There are alot of things to consider. First here are some tool links as there are tons.
Various automation companies:
Some brief info on Approaching Automation:
Ok, now that you are thoroughly overwhelmed with data here is the most important things to keep in mind. What is the best value for testing. By "value" I don't mean cost, but importance. If you already have a large code base there should be a few critical components to start out.
- Where is the biggest risk if not tested?
- What has the biggest client impact if broken?
- What code is utilized the most (i.e. if this breaks there will be lots of places that break instead of just one)?
- What is not covered currently by any other verification method?
- What is repetitive and easiest to script and rerun?
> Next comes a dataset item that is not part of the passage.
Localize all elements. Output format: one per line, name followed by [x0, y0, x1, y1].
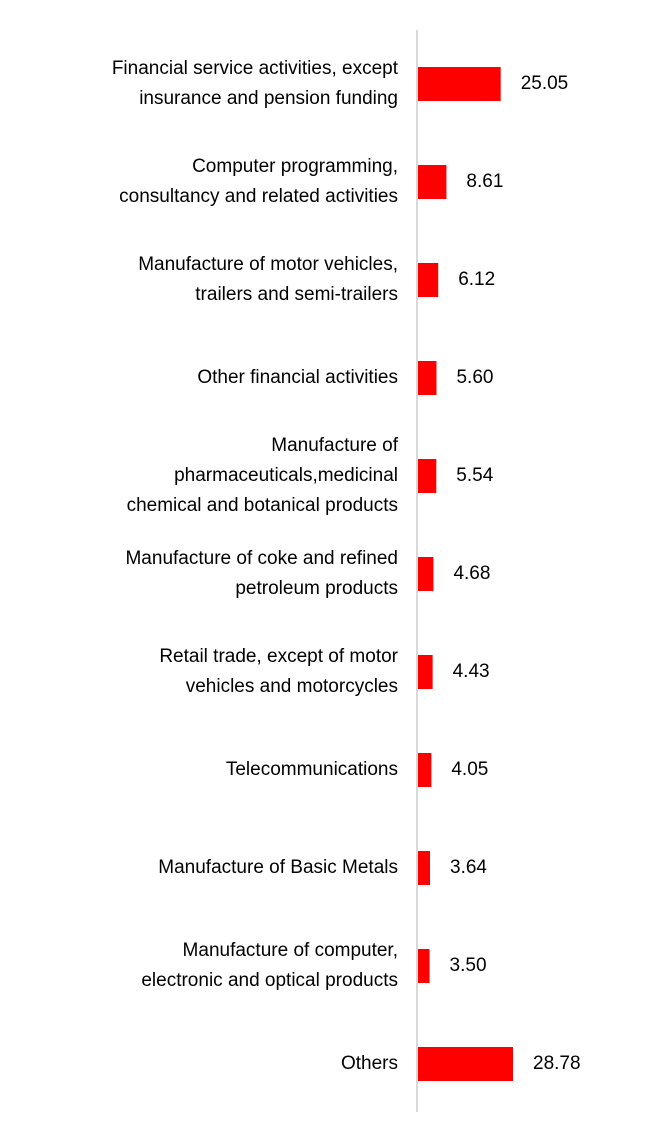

Some of these are manual testing questions and some are automation questions, but your goal isn't "what do I automate" it's "how do I ensure the best quality". Once you can determine that in detail it's time to separate what to automate vs. what to manually test vs. what to take a risk on. Based on what you have said in your description it seems you have a group of developers, if you don't have QA folks I recommend getting one. There is a reason it's a separate job and it is because it's a different way of thinking and approaching things. If developers were able to do all the QA there wouldn't be a need for the job itself. It's important to have someone with the right way of thinking and perspective to bring that into the team dynamics. Maybe you already have this person in which case great (maybe that is you...).
Once you have a solid team the answers to the questions will become evident. Risk could be customer impacting, but it could also be something like divergent code bases that are no longer maintainable vs. a centralized approach. It could also be inline styles vs. css or copied code instead of reused code.
This should be your client perspective. If it seems really bad but noone cares, don't put it here as it could offset the whole project. The ultimate goal should be customer satisfaction even if there are some things that are "need to do later".
This will likely overlap 1&2 but the goal is anything that overlaps more than 1 of these is more critical by nature than something that doesn't. Dead code for instance might just be in here, but it might also confuse and make the footprint confusing which causes more breakages. It's important, but not as important as copied functions that are actively utilized but not maintained, centralized coding becomes a 2 part making it more important even though both are along the lines of confusion and duplication.
This will start out huge and hopefully grow smaller over time. The starting point on whittling down this will relate to the other categories. If something seems critical to 3 places than naturally start there first and work towards the lesser impacted areas.
Sometimes the quickest way to improve quality is getting the most coverage first. Even if it's less critical if it covers 25% of the application in 1 swipe it might be worth automating it first.
I recommend doing a weighted point system based on categories to get a proper analysis on the overall scope of the application. After that it's deciding which tools and where to utilize them. This should be part of the SDLC though and not treated as an after thought. If you are going to do this right, you need to change the process going forward to include QA as part of the process prior to release.